Maka menurut Piter, dalam kasus arisan baso aci seperti di atas, korban tidak bisa sepenuhnya dikatakan tidak bersalah. Karena mereka terjebak bukan hanya karena ada niat jahat dari pelaku penipuan, tapi juga keinginan mereka memperoleh keuntungan yang besar tanpa usaha.
“Bedanya, kalau pelaku memang sudah berniat buruk sejak awal. Kalau korban, mereka tidak punya niat buruk, tidak ingin merugikan orang lain. Kesalahan dia adalah greedy, serakah, pengen dapet untung gede,” ucap Piter lalu menegaskan bahwa pelaku harus dihukum tegas, sedangkan korban harus belajar dari kesalahannya.

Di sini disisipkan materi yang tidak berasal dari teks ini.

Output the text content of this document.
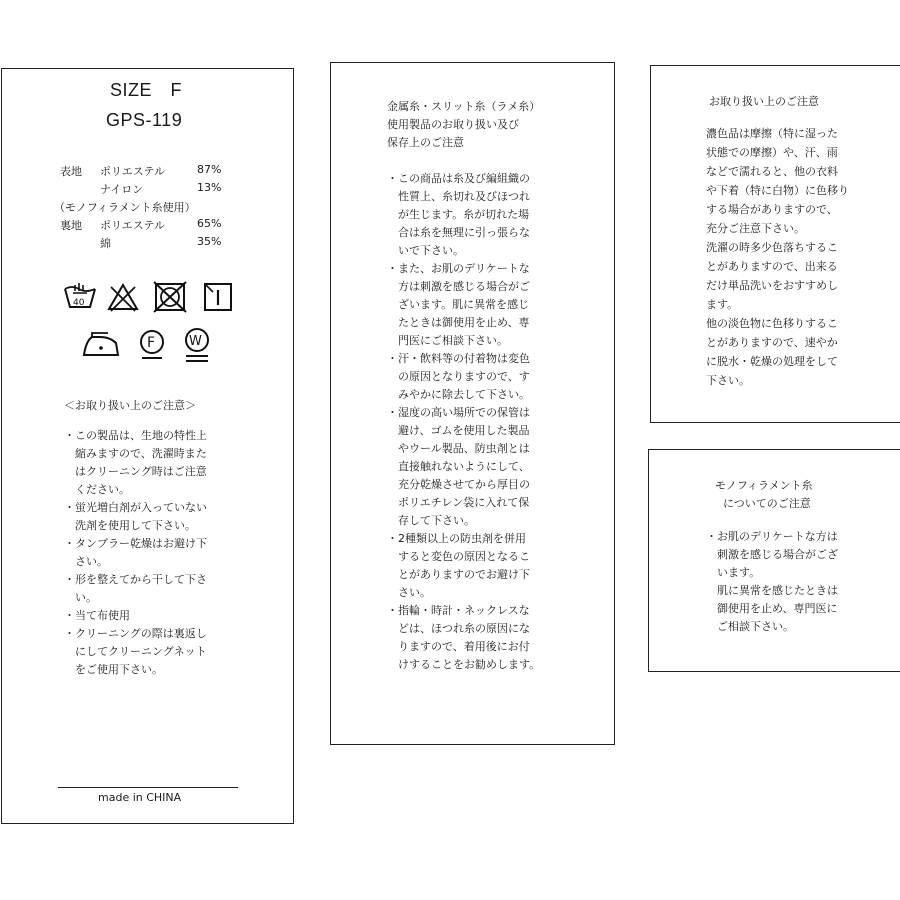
SIZE　F
GPS-119
表地 ポリエステル	87%
ナイロン	13%
（モノフィラメント糸使用）
裏地 ポリエステル	65%
綿	35%
40
F	W
＜お取り扱い上のご注意＞
・この製品は、生地の特性上
　縮みますので、洗濯時また
　はクリーニング時はご注意
　ください。
・蛍光増白剤が入っていない
　洗剤を使用して下さい。
・タンブラー乾燥はお避け下
　さい。
・形を整えてから干して下さ
　い。
・当て布使用
・クリーニングの際は裏返し
　にしてクリーニングネット
　をご使用下さい。
made in CHINA
金属糸・スリット糸（ラメ糸）
使用製品のお取り扱い及び
保存上のご注意
・この商品は糸及び編組織の
　性質上、糸切れ及びほつれ
　が生じます。糸が切れた場
　合は糸を無理に引っ張らな
　いで下さい。
・また、お肌のデリケートな
　方は刺激を感じる場合がご
　ざいます。肌に異常を感じ
　たときは御使用を止め、専
　門医にご相談下さい。
・汗・飲料等の付着物は変色
　の原因となりますので、す
　みやかに除去して下さい。
・湿度の高い場所での保管は
　避け、ゴムを使用した製品
　やウール製品、防虫剤とは
　直接触れないようにして、
　充分乾燥させてから厚目の
　ポリエチレン袋に入れて保
　存して下さい。
・2種類以上の防虫剤を併用
　すると変色の原因となるこ
　とがありますのでお避け下
　さい。
・指輪・時計・ネックレスな
　どは、ほつれ糸の原因にな
　りますので、着用後にお付
　けすることをお勧めします。
お取り扱い上のご注意
濃色品は摩擦（特に湿った
状態での摩擦）や、汗、雨
などで濡れると、他の衣料
や下着（特に白物）に色移り
する場合がありますので、
充分ご注意下さい。
洗濯の時多少色落ちするこ
とがありますので、出来る
だけ単品洗いをおすすめし
ます。
他の淡色物に色移りするこ
とがありますので、速やか
に脱水・乾燥の処理をして
下さい。
モノフィラメント糸
についてのご注意
・お肌のデリケートな方は
　刺激を感じる場合がござ
　います。
　肌に異常を感じたときは
　御使用を止め、専門医に
　ご相談下さい。
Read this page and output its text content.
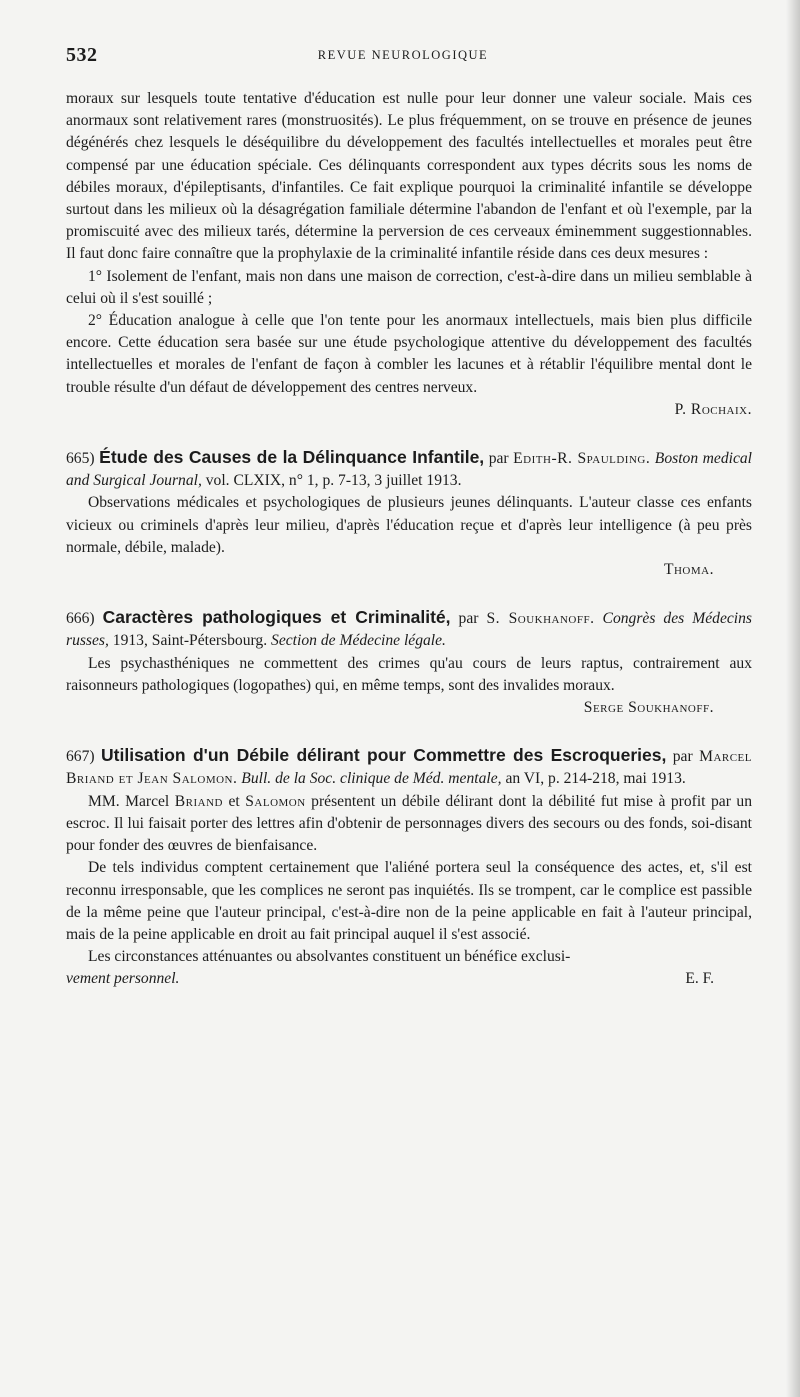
532	REVUE NEUROLOGIQUE

moraux sur lesquels toute tentative d'éducation est nulle pour leur donner une valeur sociale. Mais ces anormaux sont relativement rares (monstruosités). Le plus fréquemment, on se trouve en présence de jeunes dégénérés chez lesquels le déséquilibre du développement des facultés intellectuelles et morales peut être compensé par une éducation spéciale. Ces délinquants correspondent aux types décrits sous les noms de débiles moraux, d'épileptisants, d'infantiles. Ce fait explique pourquoi la criminalité infantile se développe surtout dans les milieux où la désagrégation familiale détermine l'abandon de l'enfant et où l'exemple, par la promiscuité avec des milieux tarés, détermine la perversion de ces cerveaux éminemment suggestionnables. Il faut donc faire connaître que la prophylaxie de la criminalité infantile réside dans ces deux mesures :

1° Isolement de l'enfant, mais non dans une maison de correction, c'est-à-dire dans un milieu semblable à celui où il s'est souillé ;

2° Éducation analogue à celle que l'on tente pour les anormaux intellectuels, mais bien plus difficile encore. Cette éducation sera basée sur une étude psychologique attentive du développement des facultés intellectuelles et morales de l'enfant de façon à combler les lacunes et à rétablir l'équilibre mental dont le trouble résulte d'un défaut de développement des centres nerveux.

P. Rochaix.

665) Étude des Causes de la Délinquance Infantile, par Edith-R. Spaulding. Boston medical and Surgical Journal, vol. CLXIX, n° 1, p. 7-13, 3 juillet 1913.

Observations médicales et psychologiques de plusieurs jeunes délinquants. L'auteur classe ces enfants vicieux ou criminels d'après leur milieu, d'après l'éducation reçue et d'après leur intelligence (à peu près normale, débile, malade).

Thoma.

666) Caractères pathologiques et Criminalité, par S. Soukhanoff. Congrès des Médecins russes, 1913, Saint-Pétersbourg. Section de Médecine légale.

Les psychasthéniques ne commettent des crimes qu'au cours de leurs raptus, contrairement aux raisonneurs pathologiques (logopathes) qui, en même temps, sont des invalides moraux.

Serge Soukhanoff.

667) Utilisation d'un Débile délirant pour Commettre des Escroqueries, par Marcel Briand et Jean Salomon. Bull. de la Soc. clinique de Méd. mentale, an VI, p. 214-218, mai 1913.

MM. Marcel Briand et Salomon présentent un débile délirant dont la débilité fut mise à profit par un escroc. Il lui faisait porter des lettres afin d'obtenir de personnages divers des secours ou des fonds, soi-disant pour fonder des œuvres de bienfaisance.

De tels individus comptent certainement que l'aliéné portera seul la conséquence des actes, et, s'il est reconnu irresponsable, que les complices ne seront pas inquiétés. Ils se trompent, car le complice est passible de la même peine que l'auteur principal, c'est-à-dire non de la peine applicable en fait à l'auteur principal, mais de la peine applicable en droit au fait principal auquel il s'est associé.

Les circonstances atténuantes ou absolvantes constituent un bénéfice exclusi-

vement personnel.	E. F.
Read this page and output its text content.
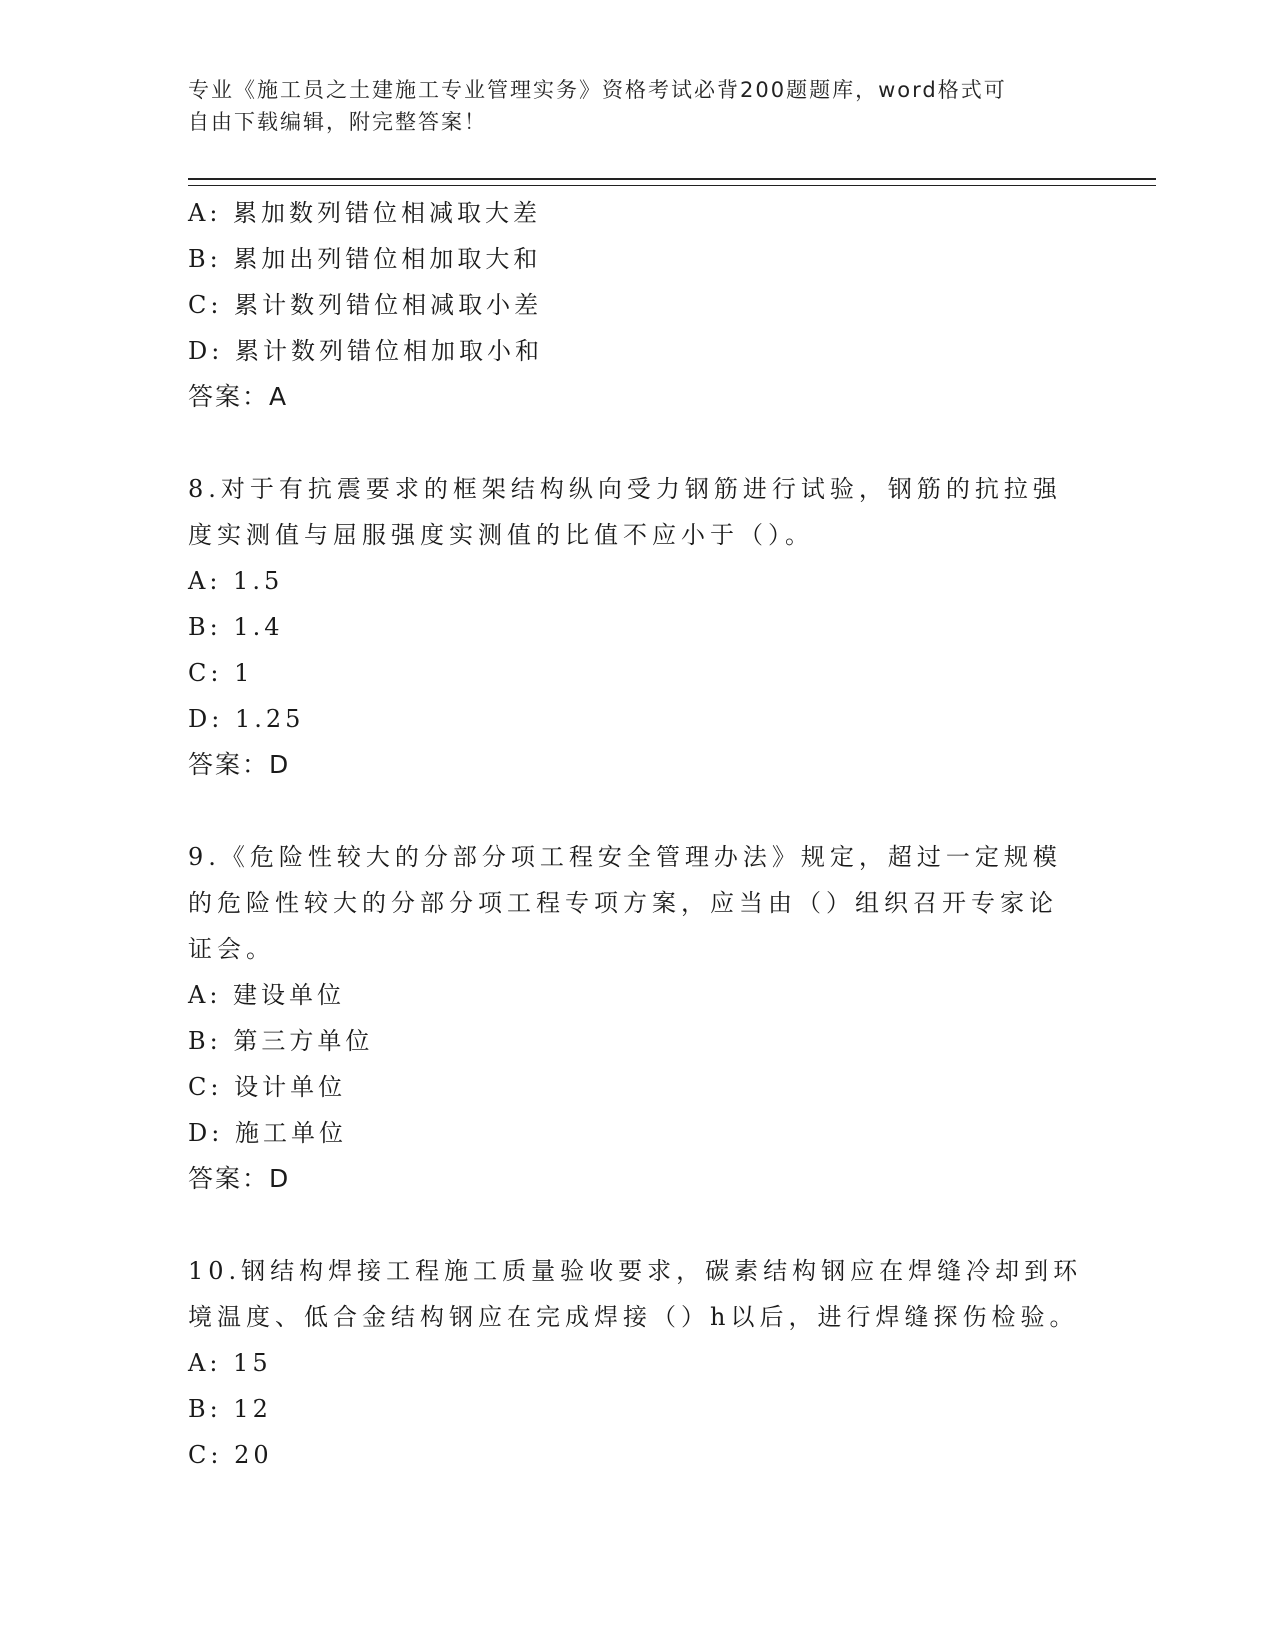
专业《施工员之土建施工专业管理实务》资格考试必背200题题库，word格式可
自由下载编辑，附完整答案！
A: 累加数列错位相减取大差
B: 累加出列错位相加取大和
C: 累计数列错位相减取小差
D: 累计数列错位相加取小和
答案：A
8.对于有抗震要求的框架结构纵向受力钢筋进行试验，钢筋的抗拉强
度实测值与屈服强度实测值的比值不应小于（）。
A: 1.5
B: 1.4
C: 1
D: 1.25
答案：D
9.《危险性较大的分部分项工程安全管理办法》规定，超过一定规模
的危险性较大的分部分项工程专项方案，应当由（）组织召开专家论
证会。
A: 建设单位
B: 第三方单位
C: 设计单位
D: 施工单位
答案：D
10.钢结构焊接工程施工质量验收要求，碳素结构钢应在焊缝冷却到环
境温度、低合金结构钢应在完成焊接（）h以后，进行焊缝探伤检验。
A: 15
B: 12
C: 20
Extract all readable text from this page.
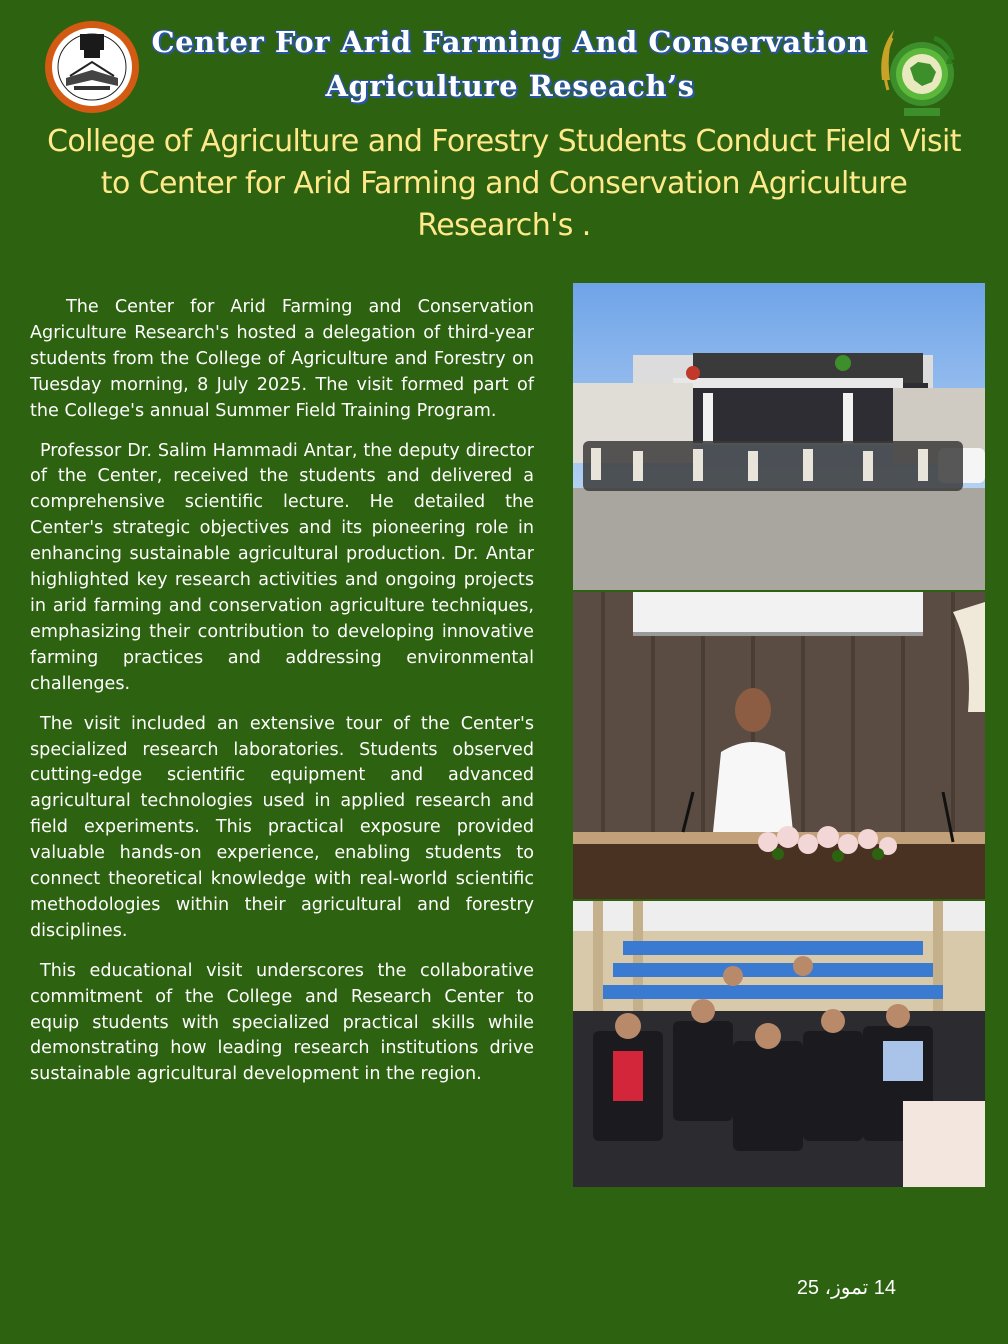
Center For Arid Farming And Conservation
Agriculture Reseach’s
College of Agriculture and Forestry Students Conduct Field Visit
to Center for Arid Farming and Conservation Agriculture
Research's .

The Center for Arid Farming and Conservation Agriculture Research's hosted a delegation of third-year students from the College of Agriculture and Forestry on Tuesday morning, 8 July 2025. The visit formed part of the College's annual Summer Field Training Program.

Professor Dr. Salim Hammadi Antar, the deputy director of the Center, received the students and delivered a comprehensive scientific lecture. He detailed the Center's strategic objectives and its pioneering role in enhancing sustainable agricultural production. Dr. Antar highlighted key research activities and ongoing projects in arid farming and conservation agriculture techniques, emphasizing their contribution to developing innovative farming practices and addressing environmental challenges.

The visit included an extensive tour of the Center's specialized research laboratories. Students observed cutting-edge scientific equipment and advanced agricultural technologies used in applied research and field experiments. This practical exposure provided valuable hands-on experience, enabling students to connect theoretical knowledge with real-world scientific methodologies within their agricultural and forestry disciplines.

This educational visit underscores the collaborative commitment of the College and Research Center to equip students with specialized practical skills while demonstrating how leading research institutions drive sustainable agricultural development in the region.

14 تموز، 25
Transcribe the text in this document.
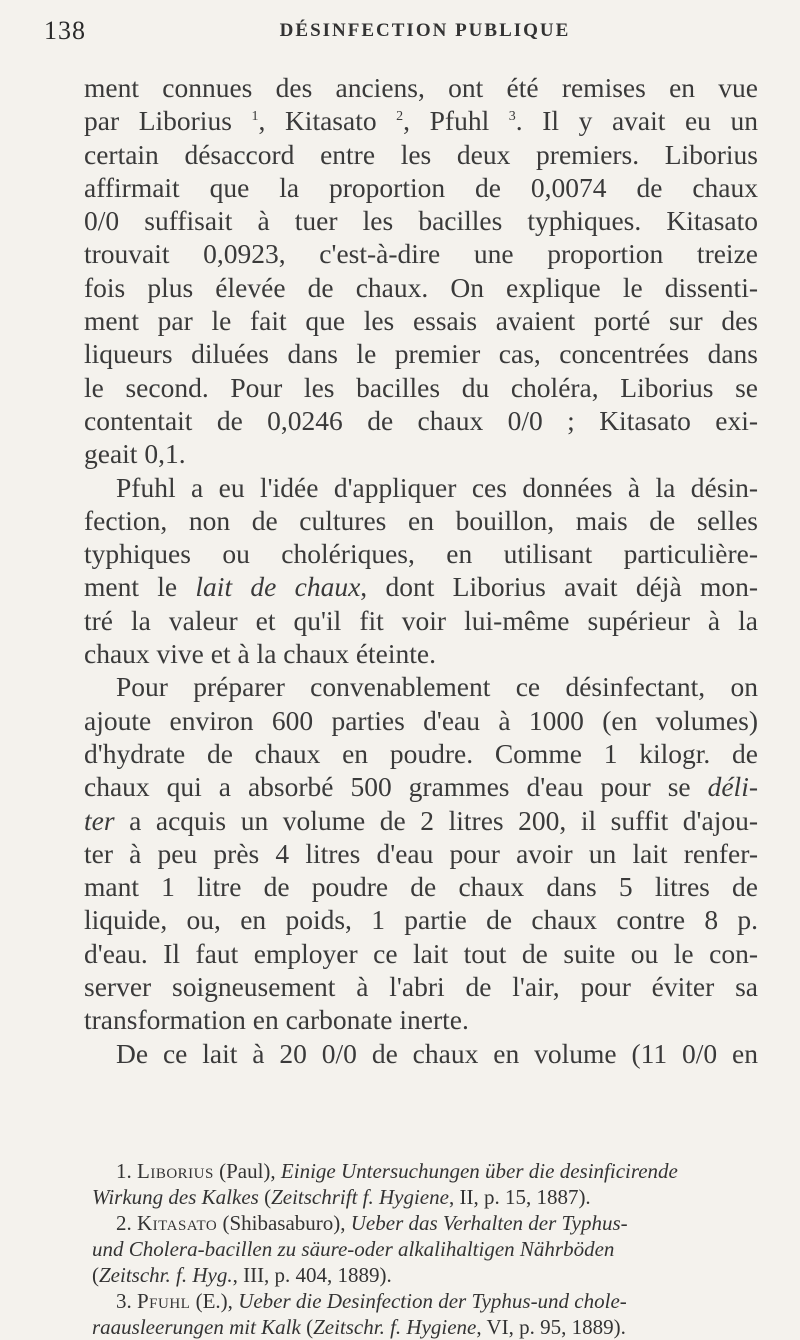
138	DÉSINFECTION PUBLIQUE
ment connues des anciens, ont été remises en vue
par Liborius $^1$, Kitasato $^2$, Pfuhl $^3$. Il y avait eu un
certain désaccord entre les deux premiers. Liborius
affirmait que la proportion de 0,0074 de chaux
0/0 suffisait à tuer les bacilles typhiques. Kitasato
trouvait 0,0923, c'est-à-dire une proportion treize
fois plus élevée de chaux. On explique le dissenti-
ment par le fait que les essais avaient porté sur des
liqueurs diluées dans le premier cas, concentrées dans
le second. Pour les bacilles du choléra, Liborius se
contentait de 0,0246 de chaux 0/0 ; Kitasato exi-
geait 0,1.
Pfuhl a eu l'idée d'appliquer ces données à la désin-
fection, non de cultures en bouillon, mais de selles
typhiques ou cholériques, en utilisant particulière-
ment le lait de chaux, dont Liborius avait déjà mon-
tré la valeur et qu'il fit voir lui-même supérieur à la
chaux vive et à la chaux éteinte.
Pour préparer convenablement ce désinfectant, on
ajoute environ 600 parties d'eau à 1000 (en volumes)
d'hydrate de chaux en poudre. Comme 1 kilogr. de
chaux qui a absorbé 500 grammes d'eau pour se déli-
ter a acquis un volume de 2 litres 200, il suffit d'ajou-
ter à peu près 4 litres d'eau pour avoir un lait renfer-
mant 1 litre de poudre de chaux dans 5 litres de
liquide, ou, en poids, 1 partie de chaux contre 8 p.
d'eau. Il faut employer ce lait tout de suite ou le con-
server soigneusement à l'abri de l'air, pour éviter sa
transformation en carbonate inerte.
De ce lait à 20 0/0 de chaux en volume (11 0/0 en
1. Liborius (Paul), Einige Untersuchungen über die desinficirende
Wirkung des Kalkes (Zeitschrift f. Hygiene, II, p. 15, 1887).
2. Kitasato (Shibasaburo), Ueber das Verhalten der Typhus-
und Cholera-bacillen zu säure-oder alkalihaltigen Nährböden
(Zeitschr. f. Hyg., III, p. 404, 1889).
3. Pfuhl (E.), Ueber die Desinfection der Typhus-und chole-
raausleerungen mit Kalk (Zeitschr. f. Hygiene, VI, p. 95, 1889).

Sikap serakah dan malas tadi kemudian memunculkan karakter berikutnya, yaitu mudah tergiur, mudah percaya, dan tidak sadar risiko.
“Jadi karakteristik para korban yang mudah percaya, utamanya di-drive oleh greedy dan pengen cepat untung tanpa kerja keras. Itulah membuat nalar mereka tidak utuh dan gampang sekali terperdaya,” ucap Piter.
“Padahal seharusnya dengan logika sederhana mereka bisa menalar untuk tidak percaya. Mereka sendiri akan mengatakan, ‘Apa iya sih? Apa bener? Ini kan aku gak kenal sama orangnya,’ dan berusaha untuk mencari tahu,” tambahnya.
Ia sendiri pesimis kalau penipuan seperti arisan baso aci bisa menghilang selama karakter masyarakat masih materialistik. Butuh jalan panjang yang harus ditempuh, ucapnya. Apalagi melihat masih ada saja orang pintar yang percaya dengan dukun pengganda uang.
“Saya kenal ada profesor yang percaya begituan. Coba bayangkan?” tutup Piter.